As I was writing a medical article, I came across a wonderful piece about the dedicated nurses in our hospital in Balad. It was written by Dan Clare, a reservist who is a public affairs officer. In civilian life, he takes care of the troops too, working for the Disabled American Veterans. I especially recommend that you check out the fifth part on the Intermediate Care Ward nurses that details Nurse R.'s experiences taking care of a boy and reuniting him with his mother. It brought me right back to see familiar faces in the article and to hear about events that are burned in my brain. I have no doubts that there are new faces living new stories at the hospital, even as I write this.

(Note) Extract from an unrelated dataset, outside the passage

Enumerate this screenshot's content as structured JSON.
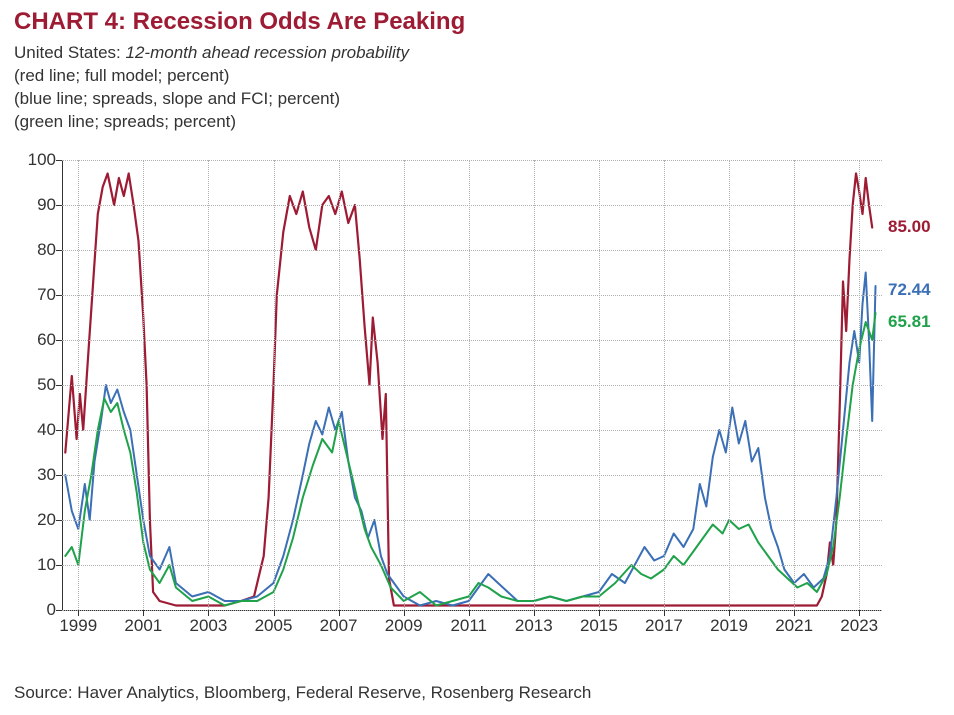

I'm sure many of you were aware of this sad story, but I viewed this clip showing children conducting a gross preversion of close quarters combat training. It is purported to be an Al Qaeda training and recruitment video, and it jibes with some of the examples of child soldiers I saw in Iraq. In the video, some of the kids are smaller than the AK-47's and RPG-launchers they carry. I can remember twelve and thirteen-year-old children being brought to the hospital in Balad after having been captured while participating in Al Qaeda operations. One way that our base was attacked was when militants would pay children trinkets or small sums of money to launch a mortar at the base at an appointed hour. Al Queda would be gone by the time the launch was detected, but the unwitting child would be left holding the bag. Children were also used as spotters for vehicles or trigger-men (trigger-boys?) for IED attacks. My friends in Baghdad took in injured kids as young as nine-years-old who were found armed with AK-47's. It is a disgusting and heinous betrayal of trusting, vulnerable youth.
We must remain vigilant in preventing use of child soldiers. There is much experience with the damage caused to the child soldiers in Africa. I recommend an incredible but heartrending book by Ismael Beah called "A Long Way Gone" detailing his recruitment to fight as a child in Sierra Leone. It takes years after the trauma of war for a child to recover, if they survive. International law in the form of the Geneva Conventions forbids the recruitment and employment of soldiers younger than 15, but even that age is too young. We must be wary of recruiting US children who are too young, vulnerable, and impressionable to make an informed decision about their capability to serve. The No Child Left Behind law includes a provision that compels high schools to provide military recruiters with children's names, addresses, and phone numbers. As recruitment needs are stretched for our military, many of our hometowns are finding that graduating high school children and high school dropouts are forming the newest ranks in the war. I know that our strong US military has long been carried on the backs of brave young men and women who had to mature on the quick when they threw themselves in harm's way for our great nation. However, as our enemy stoops to despicable acts of despoiling the young, we will remain strongest when we take the moral high road and protect the safety and future of our youngest citizens. As a parent and one who has chosen a life in the service of children, there is no other conclusion I can find in my conscience.